If your money is a gift you might consider it part of your inheritance planning strategy. Many clients tell us they have given a cash advance to one child and need to equalise the inheritance — often by carving that figure out of the will so that their other children do not feel hard done by. 

There are other ways to help your child’s business venture besides handing over cash. The loan of a garage, for example, free accommodation, or your time. I know one retired father who helped his son launch an electronic game — producing, packing and posting items, and working out the search algorithms to earn a “best buy” spot on the Amazon site. 

And, while it was hard work, it brought the father and son closer together.   

Be warned: it can go the other way. You can become an unpaid labourer. Time has value. As with any financial loan or gift, be clear about the terms and limits. 

Prudent giving

Most importantly, ensure you can afford whatever you give — be it money or time. Remember, the more sacrificial this is for you, the greater the risk of you feeling upset if you feel it is not appreciated or squandered.  

It can be infuriating if you are going short on luxuries to support your child’s venture and then discover them spending money on what you consider to be non-essentials. Similarly, it can be painful for your son or daughter if they feel they are working really hard and every time they want to relax and spoil themselves you are scowling in the background.

Ultimately, no two families are alike and emotions can run high. Being a branch manager of the Bank of Mum and Dad is not an easy job. A more formal approach may take some of the emotion out of the equation for some families. For others, it might heighten it. 
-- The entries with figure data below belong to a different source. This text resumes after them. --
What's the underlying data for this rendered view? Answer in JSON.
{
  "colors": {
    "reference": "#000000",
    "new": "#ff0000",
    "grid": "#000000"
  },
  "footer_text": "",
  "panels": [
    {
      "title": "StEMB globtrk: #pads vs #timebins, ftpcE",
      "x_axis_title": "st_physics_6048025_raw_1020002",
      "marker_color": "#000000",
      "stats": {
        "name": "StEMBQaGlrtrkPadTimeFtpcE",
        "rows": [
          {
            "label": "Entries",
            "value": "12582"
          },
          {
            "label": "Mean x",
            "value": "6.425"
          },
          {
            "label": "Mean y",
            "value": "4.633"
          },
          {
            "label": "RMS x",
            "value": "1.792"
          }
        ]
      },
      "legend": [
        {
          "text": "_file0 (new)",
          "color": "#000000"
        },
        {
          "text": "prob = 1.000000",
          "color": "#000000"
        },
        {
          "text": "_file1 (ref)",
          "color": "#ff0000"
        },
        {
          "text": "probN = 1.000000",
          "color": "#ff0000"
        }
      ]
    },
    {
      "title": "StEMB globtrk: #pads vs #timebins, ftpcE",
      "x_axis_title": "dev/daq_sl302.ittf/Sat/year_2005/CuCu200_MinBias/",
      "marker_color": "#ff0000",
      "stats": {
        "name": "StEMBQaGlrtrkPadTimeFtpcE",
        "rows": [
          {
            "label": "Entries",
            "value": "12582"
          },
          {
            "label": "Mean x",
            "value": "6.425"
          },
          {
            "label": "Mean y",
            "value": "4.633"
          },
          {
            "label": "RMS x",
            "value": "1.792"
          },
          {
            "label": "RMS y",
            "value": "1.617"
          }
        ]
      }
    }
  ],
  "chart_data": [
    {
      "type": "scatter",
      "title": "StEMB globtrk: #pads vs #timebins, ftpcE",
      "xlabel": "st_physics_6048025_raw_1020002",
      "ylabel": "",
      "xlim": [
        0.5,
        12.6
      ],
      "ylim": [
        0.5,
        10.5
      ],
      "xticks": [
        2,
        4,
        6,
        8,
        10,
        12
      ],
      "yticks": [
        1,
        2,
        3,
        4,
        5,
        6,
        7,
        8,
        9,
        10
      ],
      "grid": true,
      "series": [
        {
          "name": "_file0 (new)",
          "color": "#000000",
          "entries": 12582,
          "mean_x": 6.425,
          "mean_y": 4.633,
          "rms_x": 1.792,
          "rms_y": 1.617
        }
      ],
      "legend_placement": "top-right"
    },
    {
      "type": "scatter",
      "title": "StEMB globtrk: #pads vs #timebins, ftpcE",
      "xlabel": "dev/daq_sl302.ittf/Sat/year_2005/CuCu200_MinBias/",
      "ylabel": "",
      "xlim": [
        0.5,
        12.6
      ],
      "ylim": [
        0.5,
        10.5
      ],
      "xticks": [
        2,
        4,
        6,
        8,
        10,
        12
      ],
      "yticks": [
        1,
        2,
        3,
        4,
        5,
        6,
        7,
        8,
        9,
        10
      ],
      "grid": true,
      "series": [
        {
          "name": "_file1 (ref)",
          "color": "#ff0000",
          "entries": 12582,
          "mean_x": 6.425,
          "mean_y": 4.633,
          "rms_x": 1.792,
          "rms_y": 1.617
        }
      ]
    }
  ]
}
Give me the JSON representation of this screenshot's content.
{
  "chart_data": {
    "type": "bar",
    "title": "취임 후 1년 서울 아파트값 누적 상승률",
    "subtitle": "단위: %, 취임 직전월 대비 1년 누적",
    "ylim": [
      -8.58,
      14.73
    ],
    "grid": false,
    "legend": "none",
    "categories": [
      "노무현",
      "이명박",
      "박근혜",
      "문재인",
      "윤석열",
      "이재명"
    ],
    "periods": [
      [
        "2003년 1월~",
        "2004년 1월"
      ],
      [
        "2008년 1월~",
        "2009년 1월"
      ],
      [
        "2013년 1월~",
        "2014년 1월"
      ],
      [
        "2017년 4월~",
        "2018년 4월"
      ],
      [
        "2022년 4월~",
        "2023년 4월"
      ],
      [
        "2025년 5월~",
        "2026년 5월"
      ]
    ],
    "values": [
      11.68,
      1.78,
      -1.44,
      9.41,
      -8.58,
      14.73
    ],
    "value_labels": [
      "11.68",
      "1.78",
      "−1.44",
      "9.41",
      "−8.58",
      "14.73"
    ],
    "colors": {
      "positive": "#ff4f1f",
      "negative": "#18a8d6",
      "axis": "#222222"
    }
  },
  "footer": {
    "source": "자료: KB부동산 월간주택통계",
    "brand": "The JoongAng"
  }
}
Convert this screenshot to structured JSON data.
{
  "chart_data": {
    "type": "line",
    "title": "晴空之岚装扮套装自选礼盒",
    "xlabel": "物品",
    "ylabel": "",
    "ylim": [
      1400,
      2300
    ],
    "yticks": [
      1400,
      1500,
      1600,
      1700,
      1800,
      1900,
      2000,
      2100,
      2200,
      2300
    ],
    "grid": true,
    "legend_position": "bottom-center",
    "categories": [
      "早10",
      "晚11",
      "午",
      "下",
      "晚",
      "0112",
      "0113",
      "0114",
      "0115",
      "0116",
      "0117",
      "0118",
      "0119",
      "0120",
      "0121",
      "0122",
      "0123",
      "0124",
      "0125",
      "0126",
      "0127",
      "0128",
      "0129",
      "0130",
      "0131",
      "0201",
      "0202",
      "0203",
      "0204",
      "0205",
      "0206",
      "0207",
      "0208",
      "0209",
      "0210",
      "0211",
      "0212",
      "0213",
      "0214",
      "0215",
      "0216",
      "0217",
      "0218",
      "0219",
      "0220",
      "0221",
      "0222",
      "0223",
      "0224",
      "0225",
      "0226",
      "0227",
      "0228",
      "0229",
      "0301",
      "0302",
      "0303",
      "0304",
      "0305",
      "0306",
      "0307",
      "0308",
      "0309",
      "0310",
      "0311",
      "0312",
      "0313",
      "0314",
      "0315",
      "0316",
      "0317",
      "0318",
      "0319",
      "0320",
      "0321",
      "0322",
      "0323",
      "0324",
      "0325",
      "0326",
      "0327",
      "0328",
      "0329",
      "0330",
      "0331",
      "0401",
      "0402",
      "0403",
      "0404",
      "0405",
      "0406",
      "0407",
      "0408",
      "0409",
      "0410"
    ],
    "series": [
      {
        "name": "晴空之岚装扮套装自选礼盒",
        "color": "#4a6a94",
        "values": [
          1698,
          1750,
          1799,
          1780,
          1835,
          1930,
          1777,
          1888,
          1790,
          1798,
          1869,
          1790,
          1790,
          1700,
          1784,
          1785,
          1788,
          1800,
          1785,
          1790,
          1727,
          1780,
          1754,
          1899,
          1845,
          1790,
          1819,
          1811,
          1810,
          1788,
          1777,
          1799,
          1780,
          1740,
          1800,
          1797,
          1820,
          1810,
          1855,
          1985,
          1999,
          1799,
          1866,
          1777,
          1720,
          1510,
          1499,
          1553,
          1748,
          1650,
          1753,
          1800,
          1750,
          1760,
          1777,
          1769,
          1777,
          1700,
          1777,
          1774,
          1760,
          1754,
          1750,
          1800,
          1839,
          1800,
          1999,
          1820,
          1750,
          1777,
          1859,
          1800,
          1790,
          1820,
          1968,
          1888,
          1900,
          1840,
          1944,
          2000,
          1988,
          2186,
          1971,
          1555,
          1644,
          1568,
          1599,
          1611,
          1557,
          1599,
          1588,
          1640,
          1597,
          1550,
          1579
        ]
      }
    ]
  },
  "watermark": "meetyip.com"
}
Yes, there is risk in supporting the next generation of entrepreneurs through the tough stages of business start-up and growth. But many businesses do succeed, and nothing can make most parents prouder than the thought that they have played a role in that success. Entrepreneurs always remember those who put trust in them at the journey’s start.

Shirley Coe is a senior private banker at Weatherbys Private Bank  

*Featured on the Financial Times website on 6th June 2024: Beware the Bank of Mum and Dad’s grey areas.